Welcome, to Open Varsity! This is The Varsity, U of T’s student newspaper’s new engineering blog.
In our first blog post, I want to go over why I made Open Varsity and what content you can expect from this blog.
What is Open Varsity?
The goal for Open Varsity is to have a platform to communicate the challenges in building and maintaining Canada’s largest student newspaper.
As a way to document the problems we face and the solutions we find to them, this serves two purposes. It helps other people who are facing the same problems use our solutions, and acts as a form of documentation for future Varsity engineering teams.
Why make Open Varsity?
So I joined as The Varsity’s back-end web developer in June, 2020. (Yes, I got a job in the high of the pandemic; I am as surprised as others.)
When I joined, I realized that, in past years, the organization had been very closed off in terms of its engineering and opening up how things are made, or even internally documenting the process.
I wanted to change that, make the organization more open, showcasing our code and our solutions. I also wanted to push for a strong documentation of not only the code itself, but the thought process of the engineering team, and felt this would be a great way to do so.
Finally, while talking to a friend, I also realized there was a lot of confusion about the kind of engineering that’s required by a student newspaper, and he suggested talking about it.
What to expect?
Personally, I am not sure what my plan for this blog is entirely except that I want it to exist. I do have a few ideas for things I think could be interesting. One idea I am excited about is a series of blogs detailing every time I’ve crashed the website, how I managed to do it, and how I resolved it. Additionally, I also want to have in some form, a development blog, in the sense that I talk through the process of building something, not necessarily as a tutorial, but rather working through our thought process.
Finally, due to the pandemic, definitely expect a lot of coverage about how a student newspaper transitions a lot of its print media into digital content.

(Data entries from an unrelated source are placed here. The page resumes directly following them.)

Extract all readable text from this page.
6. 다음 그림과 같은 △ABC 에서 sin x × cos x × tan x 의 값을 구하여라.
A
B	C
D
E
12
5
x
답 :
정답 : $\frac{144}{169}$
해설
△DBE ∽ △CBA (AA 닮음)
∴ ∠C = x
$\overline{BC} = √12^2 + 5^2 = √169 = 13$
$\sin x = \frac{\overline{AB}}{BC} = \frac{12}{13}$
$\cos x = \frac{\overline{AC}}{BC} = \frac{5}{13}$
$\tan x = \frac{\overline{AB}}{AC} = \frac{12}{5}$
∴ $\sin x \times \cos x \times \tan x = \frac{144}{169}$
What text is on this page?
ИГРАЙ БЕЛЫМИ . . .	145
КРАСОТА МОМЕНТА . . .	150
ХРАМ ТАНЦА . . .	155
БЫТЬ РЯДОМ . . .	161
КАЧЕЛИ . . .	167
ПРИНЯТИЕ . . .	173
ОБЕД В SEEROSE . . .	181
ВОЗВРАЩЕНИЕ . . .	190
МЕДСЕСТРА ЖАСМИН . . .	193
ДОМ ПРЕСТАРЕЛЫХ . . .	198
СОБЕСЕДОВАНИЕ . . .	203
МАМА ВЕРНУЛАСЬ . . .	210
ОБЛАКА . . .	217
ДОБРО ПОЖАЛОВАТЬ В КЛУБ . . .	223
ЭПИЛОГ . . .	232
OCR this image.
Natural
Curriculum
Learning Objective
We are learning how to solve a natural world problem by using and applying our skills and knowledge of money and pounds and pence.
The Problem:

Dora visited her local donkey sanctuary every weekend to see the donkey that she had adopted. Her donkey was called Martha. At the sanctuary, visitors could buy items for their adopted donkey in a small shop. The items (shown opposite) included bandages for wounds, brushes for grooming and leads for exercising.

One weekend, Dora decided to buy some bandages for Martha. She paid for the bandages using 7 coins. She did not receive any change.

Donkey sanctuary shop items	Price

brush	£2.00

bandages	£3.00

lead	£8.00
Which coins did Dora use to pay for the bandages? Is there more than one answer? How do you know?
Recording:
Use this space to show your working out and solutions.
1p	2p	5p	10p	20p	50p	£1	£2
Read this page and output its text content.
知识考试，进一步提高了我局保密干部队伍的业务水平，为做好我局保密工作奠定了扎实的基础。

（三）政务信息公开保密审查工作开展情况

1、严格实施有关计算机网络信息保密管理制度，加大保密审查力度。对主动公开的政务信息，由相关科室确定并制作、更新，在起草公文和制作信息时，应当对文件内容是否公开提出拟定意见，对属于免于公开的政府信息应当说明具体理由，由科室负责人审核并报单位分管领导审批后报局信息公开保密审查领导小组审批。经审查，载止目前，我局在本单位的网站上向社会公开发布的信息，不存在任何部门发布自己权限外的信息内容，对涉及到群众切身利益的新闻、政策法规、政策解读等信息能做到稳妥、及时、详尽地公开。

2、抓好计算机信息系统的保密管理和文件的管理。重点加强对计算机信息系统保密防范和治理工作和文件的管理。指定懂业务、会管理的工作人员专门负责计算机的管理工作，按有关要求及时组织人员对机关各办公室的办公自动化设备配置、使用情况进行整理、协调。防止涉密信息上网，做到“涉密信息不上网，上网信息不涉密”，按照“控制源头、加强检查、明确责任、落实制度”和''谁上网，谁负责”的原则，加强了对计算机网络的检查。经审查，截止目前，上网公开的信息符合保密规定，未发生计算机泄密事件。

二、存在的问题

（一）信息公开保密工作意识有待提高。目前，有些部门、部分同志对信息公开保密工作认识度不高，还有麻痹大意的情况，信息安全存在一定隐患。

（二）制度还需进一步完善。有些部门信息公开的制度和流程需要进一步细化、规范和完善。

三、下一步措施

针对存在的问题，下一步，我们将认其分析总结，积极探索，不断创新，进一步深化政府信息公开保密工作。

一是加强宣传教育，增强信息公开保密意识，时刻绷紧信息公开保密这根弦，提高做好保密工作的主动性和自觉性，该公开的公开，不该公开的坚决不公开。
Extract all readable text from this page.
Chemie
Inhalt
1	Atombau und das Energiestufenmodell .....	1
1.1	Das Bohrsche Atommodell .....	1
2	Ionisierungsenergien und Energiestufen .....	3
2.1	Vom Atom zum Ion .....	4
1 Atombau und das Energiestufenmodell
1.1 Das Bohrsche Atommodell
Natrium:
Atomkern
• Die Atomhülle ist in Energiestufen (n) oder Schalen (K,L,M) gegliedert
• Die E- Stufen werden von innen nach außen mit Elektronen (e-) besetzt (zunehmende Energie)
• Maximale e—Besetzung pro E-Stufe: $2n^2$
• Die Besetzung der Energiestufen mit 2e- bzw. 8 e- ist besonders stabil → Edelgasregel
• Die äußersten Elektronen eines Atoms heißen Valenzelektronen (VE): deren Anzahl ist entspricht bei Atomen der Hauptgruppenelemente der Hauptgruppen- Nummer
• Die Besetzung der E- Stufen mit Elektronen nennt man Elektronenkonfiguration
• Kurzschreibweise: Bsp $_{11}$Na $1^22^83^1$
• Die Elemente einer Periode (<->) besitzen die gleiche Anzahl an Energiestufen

The first of this kind of transition would be the Varsity handbook; normally this is a printed book given to every first-year student in their orientation kit, but due to COVID-19 we are transitioning it into a digital handbook.
The Varsity has been lucky enough to be in line to receive GPT-3 access from OpenAI through Ilya Sutskever, one of the co-founders of OpenAI and a U of T alum. Once we receive access can definitely expect content related to experimentation with GPT-3 and how it can be used in a news platform.
How this blog was made?
A lot of the engineering behind a student newspaper has to do with content management, and I wanted to quickly throw together a blog, but not use a legacy content-management system like WordPress.
So I took the challenge to learn Gatsby and use Netlify CMS. After messing around with Gatsby and JAMStack for a bit, I realized it would be faster if I used a Gatsby starter.
I will make another blog post about how I was originally building out the blog — how I started learning Gatsby, what problems I ran into with it, and what I liked — then how I actually built this blog out and about how amazing Gatsby Component Shadowing is as a concept and how useful it is.